Decison Properties of Regular Languages

Decision Properties

A decision property of a class of languages is a property that can be decided by an algorithm that tells whether or not some property holds. It is useful, for example, in designing protocols. We usually want to know whether the protocol is finite, or whether it is possible to reach a certain state.

The Membership Problem

Our first problem is the membership problem. Given a regular language $L$ and a string $w$, we want to know if $w$ is in $L$. Assume $L$ is represented by a DFA $A$, we can simulate the action of $A$ on $w$.

The Emptiness Problem

Given a regular language $L$, we want to know if $L$ is empty. We can construct a DFA $A$ for $L$ and check if there is a final state reachable from the start state.

The Finiteness Problem

Given a regular language $L$, we want to know if $L$ is finite. We can construct a DFA $A$ for $L$. Then if $A$ has $n$ states, and the language $L$ is infinite if and only if there is a string $w$ such that $|w|\ge n$ and $w$ is accepted by $A$. Additionally, if there is no string $w$ accepted by $A$ where $|w|\le 2n$, then there is no other strings accepted by $A$.

The Pumping Lemma

For every regular $L$, there exists an integer $n$, such that for every string $w$ in $L$ where $|w|\ge n$, we can write $w$ as $xyz$ such that:

• $|xy|\le n$
• $|y|>0$
• For all $i\ge 0$, $x{y}^{i}z\in L$

We can show that the number $n$ is the number of states in one of the DFAs that accepts $L$.

Applications

We have claimed that $\{0^k{1}^k|k\ge 1\}$ is not a regular language. Now we can easily show this conclusion using the pumping lemma.
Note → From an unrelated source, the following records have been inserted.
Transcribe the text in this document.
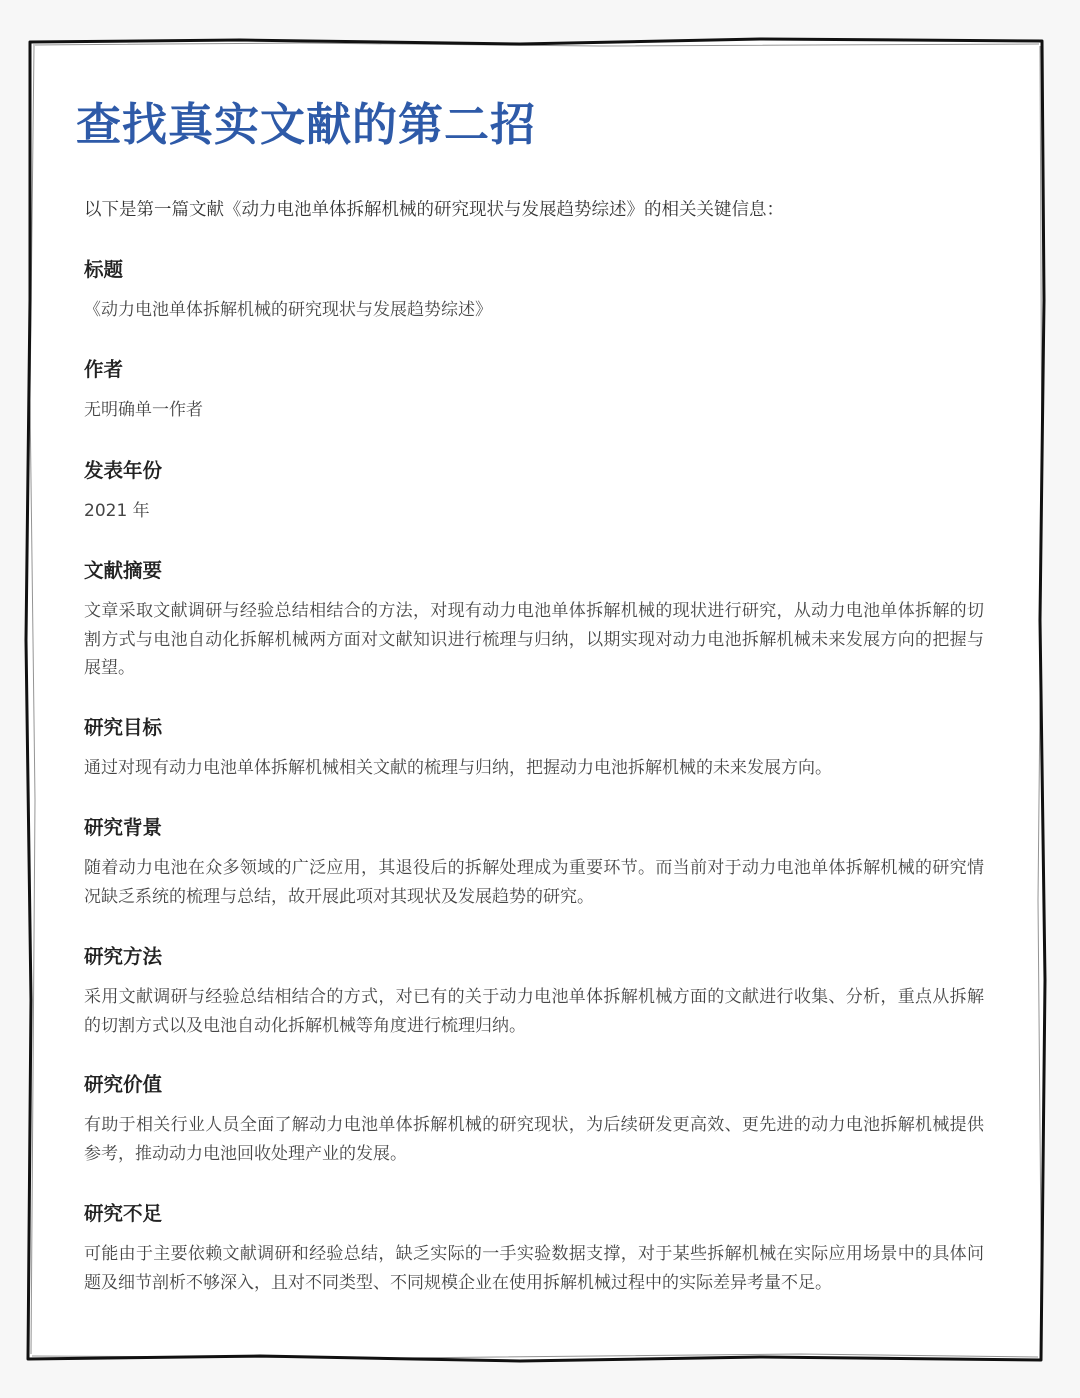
查找真实文献的第二招

以下是第一篇文献《动力电池单体拆解机械的研究现状与发展趋势综述》的相关关键信息：

标题

《动力电池单体拆解机械的研究现状与发展趋势综述》

作者

无明确单一作者

发表年份

2021 年

文献摘要

文章采取文献调研与经验总结相结合的方法，对现有动力电池单体拆解机械的现状进行研究，从动力电池单体拆解的切割方式与电池自动化拆解机械两方面对文献知识进行梳理与归纳，以期实现对动力电池拆解机械未来发展方向的把握与展望。

研究目标

通过对现有动力电池单体拆解机械相关文献的梳理与归纳，把握动力电池拆解机械的未来发展方向。

研究背景

随着动力电池在众多领域的广泛应用，其退役后的拆解处理成为重要环节。而当前对于动力电池单体拆解机械的研究情况缺乏系统的梳理与总结，故开展此项对其现状及发展趋势的研究。

研究方法

采用文献调研与经验总结相结合的方式，对已有的关于动力电池单体拆解机械方面的文献进行收集、分析，重点从拆解的切割方式以及电池自动化拆解机械等角度进行梳理归纳。

研究价值

有助于相关行业人员全面了解动力电池单体拆解机械的研究现状，为后续研发更高效、更先进的动力电池拆解机械提供参考，推动动力电池回收处理产业的发展。

研究不足

可能由于主要依赖文献调研和经验总结，缺乏实际的一手实验数据支撑，对于某些拆解机械在实际应用场景中的具体问题及细节剖析不够深入，且对不同类型、不同规模企业在使用拆解机械过程中的实际差异考量不足。
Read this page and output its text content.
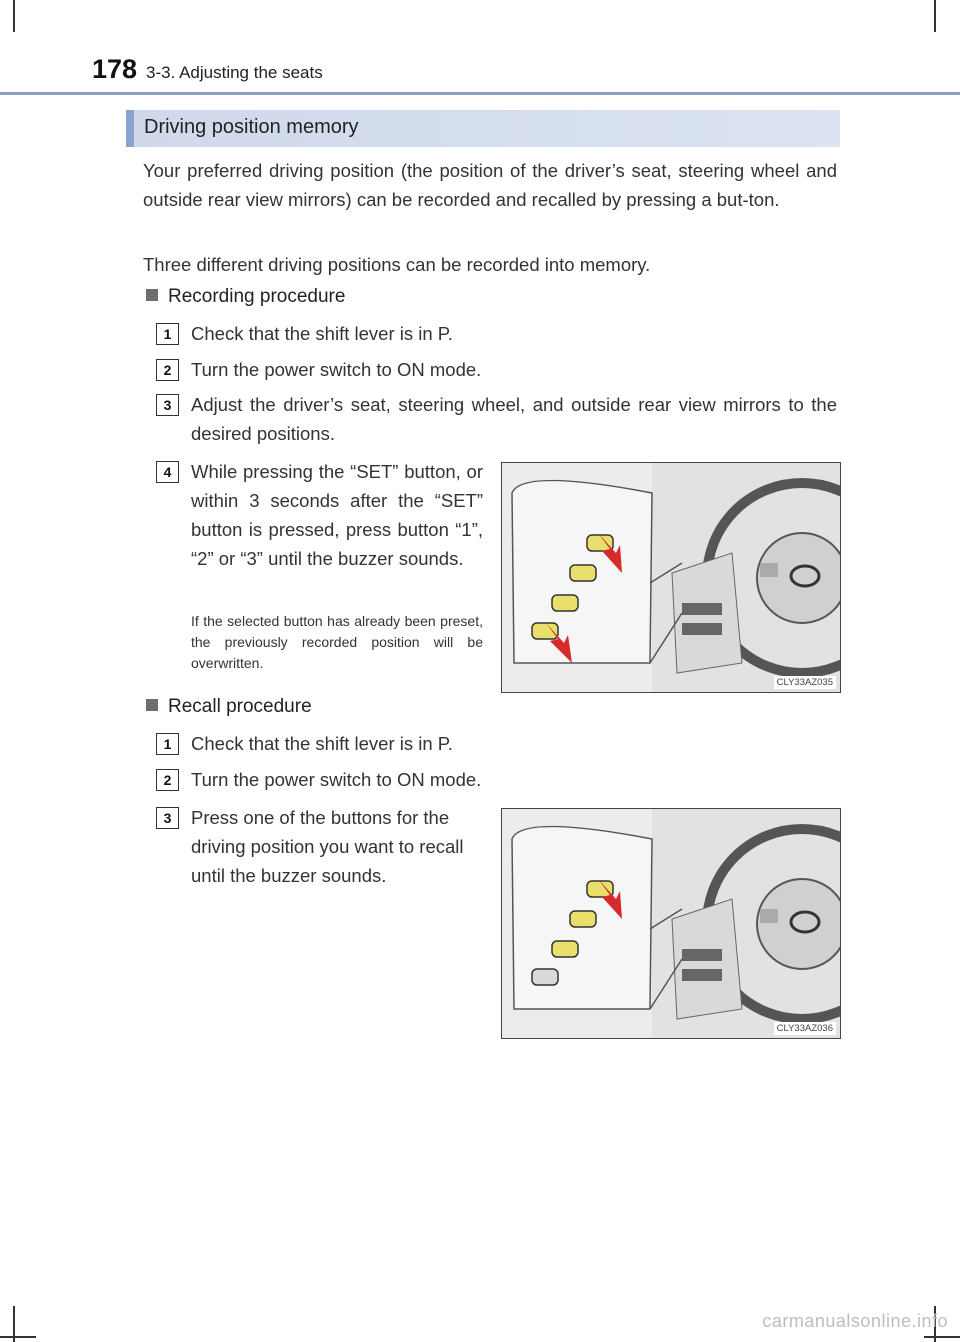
178 3-3. Adjusting the seats
Driving position memory
Your preferred driving position (the position of the driver’s seat, steering wheel and outside rear view mirrors) can be recorded and recalled by pressing a but-ton.
Three different driving positions can be recorded into memory.
Recording procedure
1	Check that the shift lever is in P.
2	Turn the power switch to ON mode.
3	Adjust the driver’s seat, steering wheel, and outside rear view mirrors to the desired positions.
4	While pressing the “SET” button, or within 3 seconds after the “SET” button is pressed, press button “1”, “2” or “3” until the buzzer sounds.
If the selected button has already been preset, the previously recorded position will be overwritten.
CLY33AZ035
Recall procedure
1	Check that the shift lever is in P.
2	Turn the power switch to ON mode.
3	Press one of the buttons for the driving position you want to recall until the buzzer sounds.
CLY33AZ036
carmanualsonline.info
Proof Suppose $\{0^k{1}^k|k\ge 1\}$ is a regular language. Then we can find the target integer $n$. Let $w=0^n{1}^n$. According to the pumping lemma, as $|w|=2n\ge n$, we can write $w=xyz$ such that $|xy|\le n$ and $|y|>0$. Apparently, $x$ and $y$ can only consist of $0$s. Then we can pump $y$ to get $x{y}^{2}z$. However, $x{y}^{2}z$ is not in the language, for the number of $0$s is greater than the number of $1$s. This contradicts the pumping lemma. Therefore, $\{0^k{1}^k|k\ge 1\}$ is not a regular language. $◻$

Equivalence between Languages

Given two regular languages $L_1$ and $L_2$, our question is that whether $L_1=L_2$. To solve this problem, we need to introduce a new concept: Product DFA.

Product DFA

Given two DFAs $A_1$ and $A_2$, if the symbol sets are the same, we can construct a new DFA $A$.

• The states of $A$ are the pairs of states of $A_1$ and $A_2$ (Cartesian product).
• The start state of $A$ is the pair of start states of $A_1$ and $A_2$.
• The transition function of $A$ is defined as follows: for each pair of states $(q_1,q_2)$ and each input symbol $a$, the next state of $(q_1,q_2)$ on input $a$ is $({\delta }_1(q_1,a),{\delta }_2(q_2,a))$.
• The final states of $A$ are the pairs of final states of $A_1$ and $A_2$.
• The symbol set of $A$ is the same as the symbol set of $A_1$ and $A_2$.

Then we can construct the product DFA $A$ for $L_1$ and $L_2$. We make the final states of $A$ to be those $[q,r]$s where $q$ is a state of $A_1$ and $r$ is a state of $A_2$ and only one of them is a final state of the corresponding DFA. Then we can check if the language of $A$ is empty. If it is empty, then $L_1=L_2$.

Similarly, we can check if $L_1\subseteq L_2$. We can make the final states of $A$ to be those $[q,r]$s where $q$ is a final state of $A_1$ and $r$ is not a final state of $A_2$. If the language of $A$ is empty, then $L_1\subseteq L_2$. This way of thinking is the same as proof by contradiction.

Minimization of Efficient State

Construct a table with all pairs of states. If you find a string that distinguishes two states, then these two states are not equivalent. We can use this idea to minimize the number of states in a DFA.

The first step is to create a table that contains all unique pairs of states in the DFA. For an automaton with states $S=\{s_1,s_2,...,s_n\}$, we list all pairs $(p,q)$ where $p$ and $q$ are distinct states, with $p\ne q$.

• Basis: If one state $p$ is final and the other $q$ is not, mark the pair $[p,q]$. It is easy to see that $[p,q]$ itself is distinguishable.
• Induction: For a string $a$, if we have marked a pair $[p,q]$, then mark every $[r,s]$ where $\delta (r,a)=p$ and $\delta (s,a)=q$.

Finally, we can merge all the unmarked pairs to get the minimized DFA. It can be proved that the minimized DFA is the smallest DFA that accepts the same language.